As for what those opportunities might be, the country remains the world’s largest automotive manufacturer, and it sounds like Dalyac sees an opportunity to integrate Tractable earlier into the fabric of vehicles and across more of their lifecycle, not just appearing on an app when there’s been an accident to assess damages.
“Tractable’s technology can be leveraged to repair, protect and recycle vehicles with greater speed and accuracy,” he said. “Damage and repair analytics can also serve as manufacturing quality feedback insights from the road.”
The company remains unprofitable, Dalyac said, but he’s also frank in describing why that is the case for Tractable, and so many others:
“Due to 10 years of low interest rates and a massive supply of VC, VC-backed company operators have been told for the last 10 years to focus on growth irrespective of losses.

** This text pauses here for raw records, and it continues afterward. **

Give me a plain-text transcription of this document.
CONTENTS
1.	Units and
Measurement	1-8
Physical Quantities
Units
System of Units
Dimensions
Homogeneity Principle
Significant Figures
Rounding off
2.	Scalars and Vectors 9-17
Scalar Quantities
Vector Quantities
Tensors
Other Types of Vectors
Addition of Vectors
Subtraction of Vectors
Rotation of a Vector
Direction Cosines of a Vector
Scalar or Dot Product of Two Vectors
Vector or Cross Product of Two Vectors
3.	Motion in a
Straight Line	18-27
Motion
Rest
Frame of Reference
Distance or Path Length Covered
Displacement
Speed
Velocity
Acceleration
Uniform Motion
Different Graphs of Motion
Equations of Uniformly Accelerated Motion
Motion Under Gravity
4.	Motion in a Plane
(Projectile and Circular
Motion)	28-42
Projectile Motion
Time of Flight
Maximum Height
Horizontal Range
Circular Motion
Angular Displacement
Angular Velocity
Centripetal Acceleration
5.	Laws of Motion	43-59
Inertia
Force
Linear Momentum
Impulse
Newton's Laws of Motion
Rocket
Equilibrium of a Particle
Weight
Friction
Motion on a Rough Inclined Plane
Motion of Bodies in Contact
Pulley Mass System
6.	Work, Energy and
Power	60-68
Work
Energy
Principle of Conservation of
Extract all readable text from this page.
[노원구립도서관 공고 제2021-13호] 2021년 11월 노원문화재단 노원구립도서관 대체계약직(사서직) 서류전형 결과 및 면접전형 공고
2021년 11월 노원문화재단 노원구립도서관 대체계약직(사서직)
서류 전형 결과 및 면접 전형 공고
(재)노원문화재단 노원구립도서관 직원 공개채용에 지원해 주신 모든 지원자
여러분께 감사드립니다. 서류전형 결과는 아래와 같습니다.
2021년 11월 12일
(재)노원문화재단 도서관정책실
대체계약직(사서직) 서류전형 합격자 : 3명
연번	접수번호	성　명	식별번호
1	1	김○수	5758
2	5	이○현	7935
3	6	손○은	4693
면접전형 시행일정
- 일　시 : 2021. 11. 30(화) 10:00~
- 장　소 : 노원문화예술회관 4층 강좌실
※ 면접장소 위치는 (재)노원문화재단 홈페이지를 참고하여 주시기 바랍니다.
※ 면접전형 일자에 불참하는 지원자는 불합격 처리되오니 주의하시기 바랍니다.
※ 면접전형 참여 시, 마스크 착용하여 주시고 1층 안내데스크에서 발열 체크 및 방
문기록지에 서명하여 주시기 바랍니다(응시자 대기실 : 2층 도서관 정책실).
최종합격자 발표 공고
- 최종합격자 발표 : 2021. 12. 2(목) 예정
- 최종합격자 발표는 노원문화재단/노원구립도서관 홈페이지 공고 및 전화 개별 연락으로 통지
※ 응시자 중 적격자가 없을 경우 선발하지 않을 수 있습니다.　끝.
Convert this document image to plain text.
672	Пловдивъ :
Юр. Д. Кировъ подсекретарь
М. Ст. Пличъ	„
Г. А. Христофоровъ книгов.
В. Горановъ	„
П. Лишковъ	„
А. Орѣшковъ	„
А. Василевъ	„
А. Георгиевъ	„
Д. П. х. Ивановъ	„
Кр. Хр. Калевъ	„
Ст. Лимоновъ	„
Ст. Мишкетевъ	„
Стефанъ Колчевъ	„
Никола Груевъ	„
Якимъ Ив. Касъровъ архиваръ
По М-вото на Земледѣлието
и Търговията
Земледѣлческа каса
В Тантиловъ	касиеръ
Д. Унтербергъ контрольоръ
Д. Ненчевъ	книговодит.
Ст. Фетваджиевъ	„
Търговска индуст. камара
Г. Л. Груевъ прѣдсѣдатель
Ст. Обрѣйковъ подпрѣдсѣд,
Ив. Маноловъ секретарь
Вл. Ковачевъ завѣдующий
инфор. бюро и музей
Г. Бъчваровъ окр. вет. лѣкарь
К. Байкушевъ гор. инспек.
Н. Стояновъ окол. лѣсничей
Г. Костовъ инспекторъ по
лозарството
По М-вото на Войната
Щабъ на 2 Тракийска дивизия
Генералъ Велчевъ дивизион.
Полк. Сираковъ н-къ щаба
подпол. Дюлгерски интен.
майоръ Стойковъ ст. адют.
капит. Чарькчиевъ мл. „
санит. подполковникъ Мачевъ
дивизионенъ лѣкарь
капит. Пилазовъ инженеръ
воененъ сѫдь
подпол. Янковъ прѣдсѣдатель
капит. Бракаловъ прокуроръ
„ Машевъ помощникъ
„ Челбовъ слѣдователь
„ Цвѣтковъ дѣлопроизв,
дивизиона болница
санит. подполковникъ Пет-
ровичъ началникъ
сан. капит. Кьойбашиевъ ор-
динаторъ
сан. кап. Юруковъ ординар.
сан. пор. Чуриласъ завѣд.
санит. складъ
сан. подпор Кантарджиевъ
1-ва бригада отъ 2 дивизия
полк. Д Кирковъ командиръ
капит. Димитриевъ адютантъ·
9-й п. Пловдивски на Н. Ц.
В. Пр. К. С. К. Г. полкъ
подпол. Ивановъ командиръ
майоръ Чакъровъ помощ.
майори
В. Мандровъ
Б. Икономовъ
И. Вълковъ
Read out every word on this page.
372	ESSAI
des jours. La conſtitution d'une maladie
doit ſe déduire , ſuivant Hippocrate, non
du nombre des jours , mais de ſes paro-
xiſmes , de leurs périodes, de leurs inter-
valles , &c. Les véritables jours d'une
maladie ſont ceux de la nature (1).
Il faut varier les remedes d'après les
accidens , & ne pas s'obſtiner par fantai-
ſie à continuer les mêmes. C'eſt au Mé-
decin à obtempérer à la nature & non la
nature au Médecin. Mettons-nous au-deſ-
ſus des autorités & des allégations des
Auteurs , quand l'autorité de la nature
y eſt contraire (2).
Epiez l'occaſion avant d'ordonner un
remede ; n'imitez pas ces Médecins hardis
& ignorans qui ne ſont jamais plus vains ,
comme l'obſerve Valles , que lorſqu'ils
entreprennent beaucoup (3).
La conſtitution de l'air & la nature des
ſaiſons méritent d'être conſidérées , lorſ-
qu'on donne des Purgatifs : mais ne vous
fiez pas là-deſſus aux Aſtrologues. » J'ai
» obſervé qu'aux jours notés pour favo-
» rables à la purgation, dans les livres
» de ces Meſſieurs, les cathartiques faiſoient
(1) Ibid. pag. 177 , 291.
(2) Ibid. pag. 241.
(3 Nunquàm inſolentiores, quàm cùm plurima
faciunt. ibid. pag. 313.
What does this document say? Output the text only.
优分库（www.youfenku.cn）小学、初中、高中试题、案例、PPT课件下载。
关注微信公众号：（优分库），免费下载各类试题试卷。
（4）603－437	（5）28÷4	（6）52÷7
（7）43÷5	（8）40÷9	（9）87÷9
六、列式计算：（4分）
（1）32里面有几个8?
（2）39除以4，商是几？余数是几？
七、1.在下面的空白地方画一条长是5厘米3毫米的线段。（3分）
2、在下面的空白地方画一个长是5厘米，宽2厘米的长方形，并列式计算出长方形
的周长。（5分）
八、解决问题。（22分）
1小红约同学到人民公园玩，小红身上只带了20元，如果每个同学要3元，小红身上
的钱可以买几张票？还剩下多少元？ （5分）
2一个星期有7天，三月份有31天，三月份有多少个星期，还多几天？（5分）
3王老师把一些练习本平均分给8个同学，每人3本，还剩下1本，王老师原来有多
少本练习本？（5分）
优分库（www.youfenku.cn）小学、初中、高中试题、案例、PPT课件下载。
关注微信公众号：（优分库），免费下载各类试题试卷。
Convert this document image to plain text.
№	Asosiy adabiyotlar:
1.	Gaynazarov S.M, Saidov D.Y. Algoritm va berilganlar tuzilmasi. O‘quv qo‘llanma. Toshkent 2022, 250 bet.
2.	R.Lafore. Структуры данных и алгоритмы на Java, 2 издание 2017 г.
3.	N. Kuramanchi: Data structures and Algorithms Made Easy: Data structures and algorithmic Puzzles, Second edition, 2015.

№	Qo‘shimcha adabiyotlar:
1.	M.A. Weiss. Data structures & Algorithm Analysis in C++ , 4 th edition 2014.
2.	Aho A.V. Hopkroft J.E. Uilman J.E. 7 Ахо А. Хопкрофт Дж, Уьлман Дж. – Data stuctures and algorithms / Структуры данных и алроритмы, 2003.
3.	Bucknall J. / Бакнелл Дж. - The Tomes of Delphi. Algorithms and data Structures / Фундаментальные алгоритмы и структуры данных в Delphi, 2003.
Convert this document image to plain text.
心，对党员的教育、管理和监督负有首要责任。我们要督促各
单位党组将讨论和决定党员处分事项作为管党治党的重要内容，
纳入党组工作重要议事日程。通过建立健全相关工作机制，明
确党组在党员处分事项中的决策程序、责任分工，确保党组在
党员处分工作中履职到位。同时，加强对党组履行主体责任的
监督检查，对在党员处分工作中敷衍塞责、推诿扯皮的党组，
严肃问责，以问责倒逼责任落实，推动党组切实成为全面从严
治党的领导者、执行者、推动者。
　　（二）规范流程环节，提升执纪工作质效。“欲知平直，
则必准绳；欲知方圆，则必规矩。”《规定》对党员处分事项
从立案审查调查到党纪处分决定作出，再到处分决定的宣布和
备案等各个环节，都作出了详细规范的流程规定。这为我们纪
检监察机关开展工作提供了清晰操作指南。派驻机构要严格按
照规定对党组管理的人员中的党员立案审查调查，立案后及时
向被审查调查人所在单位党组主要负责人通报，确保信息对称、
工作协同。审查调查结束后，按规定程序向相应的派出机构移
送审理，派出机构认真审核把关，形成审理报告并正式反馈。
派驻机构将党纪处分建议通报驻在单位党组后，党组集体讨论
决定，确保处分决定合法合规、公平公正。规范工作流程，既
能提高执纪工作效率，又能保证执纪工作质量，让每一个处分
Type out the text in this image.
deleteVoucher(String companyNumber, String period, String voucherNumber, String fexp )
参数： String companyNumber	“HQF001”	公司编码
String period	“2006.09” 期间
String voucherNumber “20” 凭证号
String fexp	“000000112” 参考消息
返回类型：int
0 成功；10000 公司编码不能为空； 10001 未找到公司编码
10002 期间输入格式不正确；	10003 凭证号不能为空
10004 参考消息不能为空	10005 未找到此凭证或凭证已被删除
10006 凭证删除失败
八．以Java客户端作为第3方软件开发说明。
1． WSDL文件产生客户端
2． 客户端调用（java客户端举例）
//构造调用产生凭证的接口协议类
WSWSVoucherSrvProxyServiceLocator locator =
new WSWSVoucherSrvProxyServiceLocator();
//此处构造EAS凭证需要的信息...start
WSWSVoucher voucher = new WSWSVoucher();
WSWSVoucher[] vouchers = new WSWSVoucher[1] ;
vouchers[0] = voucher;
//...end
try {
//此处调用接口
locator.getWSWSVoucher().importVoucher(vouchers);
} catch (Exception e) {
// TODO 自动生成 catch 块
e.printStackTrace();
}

Perhaps in part because losses require more VC injection? This has encouraged a culture of investors, operators and employees viewing profitability as nothing but a nuisance, preferably avoided.
“Now that profitability is suddenly a must, the transition can be brutal. Cost cutting is unpopular, can be very disruptive to those affected, and requires stomach to undergo,” he continued. “But it does feel like the tech sector has entered a ‘sink or swim’ period. The interest rate environment is really testing the VC-backed sector’s ability to be profitable.” He said that profit is the “strategic goal towards which we have made substantial progress.” And given the SaaS margins of the business remaining strong, he said Tractable is “nearly there on EBITDA breakeven.”